Śladami kardynała Wyszyńskiego – Rywałd
W nocy z 25 na 26 września 1953 roku, w momencie bezprawnego uwięzienia przez władze PRL-u Stefana Kardynała Wyszyńskiego, wielkiego Prymasa Tysiąclecia, rozpoczęła się jego osobista droga krzyżowa, której pierwszym przystankiem był klasztor Braci Mniejszych Kapucynów w Rywałdzie.
Trwała ona przez trzy długie lata w czterech różnych miejscach internowania: w Rywałdzie, Stoczku Klasztornym koło Lidzbarka Warmińskiego, Prudniku Śląskim i Komańczy. Dla Prymasa był to bardzo trudny czas. Czas odizolowania go od prześladowanego Kościoła w Polsce, za który był odpowiedzialny, czas osamotnienia i niepewności jutra oraz pozbawienia go kontaktu z chorym ojcem, którego bardzo kochał. Niełatwo było mu dźwigać ten krzyż również ze względu na kruche zdrowie, które jeszcze bardziej zostało nadwątlone przez spartańskie warunki internowania i przez troskę o przyszłość Kościoła w Polsce.
Prymas wyszedł z tej próby jako niezłomny, zwycięski i umocniony, bo wszystko postawił na Maryję, ufając jej bezgranicznie i godząc się zawsze z Wolą Bożą. Ciekawe, że każde z czterech miejsc uwięzienia było związane z kultem Maryjnym, co dla Prymasa było niewątpliwie dużą pociechą. Trudno zakładać, iż komuniści, zdeklarowani ateiści i wrogowie Kościoła, świadomie wybrali te miejsca związane z Matką Bożą na miejsca jego odosobnienia. Widać tu ewidentnie działanie Bożej Opatrzności.
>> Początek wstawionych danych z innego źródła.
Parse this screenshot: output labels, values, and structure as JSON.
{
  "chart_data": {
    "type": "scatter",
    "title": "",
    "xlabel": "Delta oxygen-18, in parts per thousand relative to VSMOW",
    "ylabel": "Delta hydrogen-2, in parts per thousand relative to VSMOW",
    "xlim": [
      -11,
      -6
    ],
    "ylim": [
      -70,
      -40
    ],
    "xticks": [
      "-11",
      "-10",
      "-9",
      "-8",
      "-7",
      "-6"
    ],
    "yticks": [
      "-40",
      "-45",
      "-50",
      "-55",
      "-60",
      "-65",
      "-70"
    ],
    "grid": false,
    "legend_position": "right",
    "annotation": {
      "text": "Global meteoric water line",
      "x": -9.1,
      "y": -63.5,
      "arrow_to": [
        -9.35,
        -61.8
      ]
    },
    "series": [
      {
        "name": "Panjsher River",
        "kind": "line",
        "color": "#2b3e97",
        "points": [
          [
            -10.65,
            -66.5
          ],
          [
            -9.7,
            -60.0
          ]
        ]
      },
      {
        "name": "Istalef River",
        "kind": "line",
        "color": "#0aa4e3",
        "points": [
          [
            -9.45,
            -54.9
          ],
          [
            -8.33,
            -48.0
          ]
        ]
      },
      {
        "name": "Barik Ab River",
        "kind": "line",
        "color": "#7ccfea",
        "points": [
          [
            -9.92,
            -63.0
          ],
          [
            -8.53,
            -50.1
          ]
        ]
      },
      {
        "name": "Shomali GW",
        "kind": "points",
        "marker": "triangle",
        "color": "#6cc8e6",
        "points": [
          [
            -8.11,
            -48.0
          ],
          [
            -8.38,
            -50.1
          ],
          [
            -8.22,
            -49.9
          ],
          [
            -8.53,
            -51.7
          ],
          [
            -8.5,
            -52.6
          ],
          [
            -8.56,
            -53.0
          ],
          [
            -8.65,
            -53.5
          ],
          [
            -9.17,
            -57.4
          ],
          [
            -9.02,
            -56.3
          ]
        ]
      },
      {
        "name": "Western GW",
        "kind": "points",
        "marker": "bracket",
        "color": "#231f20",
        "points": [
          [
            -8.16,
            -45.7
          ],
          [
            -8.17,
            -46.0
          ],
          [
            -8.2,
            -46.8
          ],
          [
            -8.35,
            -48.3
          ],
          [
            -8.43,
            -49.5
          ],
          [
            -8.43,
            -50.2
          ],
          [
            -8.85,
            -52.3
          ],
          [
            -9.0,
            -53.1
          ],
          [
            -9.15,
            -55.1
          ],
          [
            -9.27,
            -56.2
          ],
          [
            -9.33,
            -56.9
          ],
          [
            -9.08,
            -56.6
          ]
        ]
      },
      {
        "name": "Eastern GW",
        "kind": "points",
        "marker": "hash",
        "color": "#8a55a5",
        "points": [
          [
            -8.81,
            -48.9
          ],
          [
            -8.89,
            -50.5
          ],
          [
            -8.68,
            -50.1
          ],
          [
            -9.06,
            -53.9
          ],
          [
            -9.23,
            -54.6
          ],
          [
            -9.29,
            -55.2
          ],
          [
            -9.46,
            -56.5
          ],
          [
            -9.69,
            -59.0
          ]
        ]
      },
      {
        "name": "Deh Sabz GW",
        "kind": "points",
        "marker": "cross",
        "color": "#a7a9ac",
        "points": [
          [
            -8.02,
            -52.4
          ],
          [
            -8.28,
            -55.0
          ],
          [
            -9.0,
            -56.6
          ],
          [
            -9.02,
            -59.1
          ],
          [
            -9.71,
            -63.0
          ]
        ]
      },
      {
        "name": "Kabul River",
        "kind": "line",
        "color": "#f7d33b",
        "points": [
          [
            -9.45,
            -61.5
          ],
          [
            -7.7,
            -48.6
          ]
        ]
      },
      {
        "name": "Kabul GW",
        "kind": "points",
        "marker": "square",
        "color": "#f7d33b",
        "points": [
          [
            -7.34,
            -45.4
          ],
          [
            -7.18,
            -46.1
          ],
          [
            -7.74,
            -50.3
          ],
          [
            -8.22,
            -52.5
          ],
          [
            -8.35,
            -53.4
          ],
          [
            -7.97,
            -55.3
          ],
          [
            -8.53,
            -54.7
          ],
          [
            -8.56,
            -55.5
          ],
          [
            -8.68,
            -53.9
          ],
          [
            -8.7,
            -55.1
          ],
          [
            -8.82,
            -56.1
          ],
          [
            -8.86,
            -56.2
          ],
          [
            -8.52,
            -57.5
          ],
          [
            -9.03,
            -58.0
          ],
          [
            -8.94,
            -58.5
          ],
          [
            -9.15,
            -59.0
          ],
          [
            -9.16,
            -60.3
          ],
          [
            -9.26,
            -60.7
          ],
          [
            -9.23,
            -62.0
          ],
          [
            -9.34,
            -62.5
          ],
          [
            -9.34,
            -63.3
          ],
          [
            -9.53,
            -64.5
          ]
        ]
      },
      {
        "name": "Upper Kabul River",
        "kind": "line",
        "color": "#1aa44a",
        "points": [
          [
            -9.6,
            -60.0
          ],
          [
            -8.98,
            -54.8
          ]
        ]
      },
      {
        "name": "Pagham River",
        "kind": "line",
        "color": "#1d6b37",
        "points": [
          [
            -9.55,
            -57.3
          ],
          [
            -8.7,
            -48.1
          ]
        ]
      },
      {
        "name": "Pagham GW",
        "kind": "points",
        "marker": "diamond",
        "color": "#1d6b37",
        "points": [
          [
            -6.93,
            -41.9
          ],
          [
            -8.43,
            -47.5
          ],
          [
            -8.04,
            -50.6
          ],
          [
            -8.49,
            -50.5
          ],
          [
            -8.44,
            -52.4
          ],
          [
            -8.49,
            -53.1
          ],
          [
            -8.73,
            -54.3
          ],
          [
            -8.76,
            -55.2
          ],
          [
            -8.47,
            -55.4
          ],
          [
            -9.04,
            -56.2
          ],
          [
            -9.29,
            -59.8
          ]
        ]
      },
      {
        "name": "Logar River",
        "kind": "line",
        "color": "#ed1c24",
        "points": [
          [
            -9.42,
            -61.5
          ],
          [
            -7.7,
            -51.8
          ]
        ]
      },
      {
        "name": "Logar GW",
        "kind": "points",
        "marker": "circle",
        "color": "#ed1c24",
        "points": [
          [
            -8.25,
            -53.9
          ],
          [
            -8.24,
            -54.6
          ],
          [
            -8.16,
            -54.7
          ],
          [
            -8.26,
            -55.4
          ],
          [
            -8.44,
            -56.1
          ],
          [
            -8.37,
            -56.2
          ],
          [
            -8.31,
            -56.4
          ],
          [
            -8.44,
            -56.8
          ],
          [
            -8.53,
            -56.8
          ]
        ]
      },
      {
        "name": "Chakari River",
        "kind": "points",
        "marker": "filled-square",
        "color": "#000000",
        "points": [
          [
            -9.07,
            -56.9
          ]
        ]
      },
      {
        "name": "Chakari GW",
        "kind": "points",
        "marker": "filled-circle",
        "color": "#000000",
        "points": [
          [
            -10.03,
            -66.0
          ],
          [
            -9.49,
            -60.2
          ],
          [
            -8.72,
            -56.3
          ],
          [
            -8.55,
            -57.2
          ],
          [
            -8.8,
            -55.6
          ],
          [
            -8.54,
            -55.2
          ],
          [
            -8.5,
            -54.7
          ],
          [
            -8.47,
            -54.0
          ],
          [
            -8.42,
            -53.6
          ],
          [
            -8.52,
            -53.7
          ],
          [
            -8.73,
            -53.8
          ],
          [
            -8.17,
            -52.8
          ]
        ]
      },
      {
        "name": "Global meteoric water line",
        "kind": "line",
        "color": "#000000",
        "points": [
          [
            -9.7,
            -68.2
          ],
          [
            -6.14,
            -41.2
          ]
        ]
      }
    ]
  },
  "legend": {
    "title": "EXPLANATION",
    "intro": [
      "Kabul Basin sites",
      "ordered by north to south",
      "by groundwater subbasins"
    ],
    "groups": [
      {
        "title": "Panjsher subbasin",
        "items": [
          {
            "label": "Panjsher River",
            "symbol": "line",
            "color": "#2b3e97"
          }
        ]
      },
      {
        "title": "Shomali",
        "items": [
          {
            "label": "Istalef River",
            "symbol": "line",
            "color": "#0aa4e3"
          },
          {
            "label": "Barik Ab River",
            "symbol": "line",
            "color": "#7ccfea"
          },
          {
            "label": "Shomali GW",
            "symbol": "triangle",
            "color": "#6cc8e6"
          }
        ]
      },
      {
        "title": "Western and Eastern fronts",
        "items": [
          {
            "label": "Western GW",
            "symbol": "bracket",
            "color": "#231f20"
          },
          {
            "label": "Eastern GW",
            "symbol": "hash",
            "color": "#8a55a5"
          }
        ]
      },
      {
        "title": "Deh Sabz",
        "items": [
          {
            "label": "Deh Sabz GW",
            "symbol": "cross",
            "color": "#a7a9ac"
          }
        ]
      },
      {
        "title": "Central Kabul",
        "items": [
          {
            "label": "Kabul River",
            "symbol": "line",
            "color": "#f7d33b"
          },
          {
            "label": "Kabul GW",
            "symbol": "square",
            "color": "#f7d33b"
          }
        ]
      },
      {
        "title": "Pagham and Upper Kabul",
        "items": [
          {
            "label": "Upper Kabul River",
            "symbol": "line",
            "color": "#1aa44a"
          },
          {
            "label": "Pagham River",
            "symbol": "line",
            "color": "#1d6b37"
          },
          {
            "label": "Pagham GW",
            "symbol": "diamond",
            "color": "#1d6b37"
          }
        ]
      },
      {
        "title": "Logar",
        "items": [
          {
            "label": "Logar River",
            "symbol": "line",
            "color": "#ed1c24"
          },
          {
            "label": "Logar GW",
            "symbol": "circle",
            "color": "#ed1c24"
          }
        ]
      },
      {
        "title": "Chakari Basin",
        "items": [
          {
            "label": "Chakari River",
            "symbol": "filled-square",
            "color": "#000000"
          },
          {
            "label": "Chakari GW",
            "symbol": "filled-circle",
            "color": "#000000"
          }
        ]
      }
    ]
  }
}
Prymasa Tysiąclecia przywieziono do Rywałdzkiego klasztoru o świcie, w sobotę 26 września 1953 roku. Fakt ten utrzymywano w ścisłej tajemnicy nawet przed sterroryzowaną wspólnotą klasztorną niemającą pojęcia, kogo tak naprawdę gości. Komuniści, wtargnąwszy do klasztoru, nie pytając nikogo o zgodę zajęli na swoje potrzeby całe klasztorne skrzydło na pierwszym piętrze. Zaskoczonym zakonnikom nie wolno było się nawet tam zbliżać. Nie wolno im było też opuszczać klasztoru. Warunki bytowe były bardzo trudne, wręcz spartańskie. Klasztor był nieogrzewany, nie posiadał bieżącej wody, ani elektryczności. Choć Prymasowi ani razu nie pozwolono zejść do kościoła na modlitwę, sam fakt że znalazł się pod opieką Maryi Pocieszycielki Strapionych w jej sanktuarium, był dla niego wielką pociechą. Toteż tu, w kapucyńskiej celi, w jego sercu zrodziła się pierwsza myśl, by oddać się w macierzyńską niewolę Maryi, co zrealizował w kolejnym miejscu uwięzienia, czyli w Stoczku. Myśl ta nadal w nim dojrzewała. Będąc więzionym w Prudniku, a później w Komańczy, Prymas zapragnął oddać już nie tylko siebie i swoje posługiwanie, ale cały naród w macierzyńską niewolę Maryi. Tak zrodziły się Jasnogórskie Śluby Narodu Polskiego, które wyszły spod jego pióra w Komańczy, a złożone zostały 26 sierpnia 1956 roku na Jasnej Górze w obecności około miliona wiernych, kiedy to Prymas nadal był jeszcze więziony. Śluby te owocują do dziś i nadal są ważnym punktem odniesienia dla wielu polskich katolików.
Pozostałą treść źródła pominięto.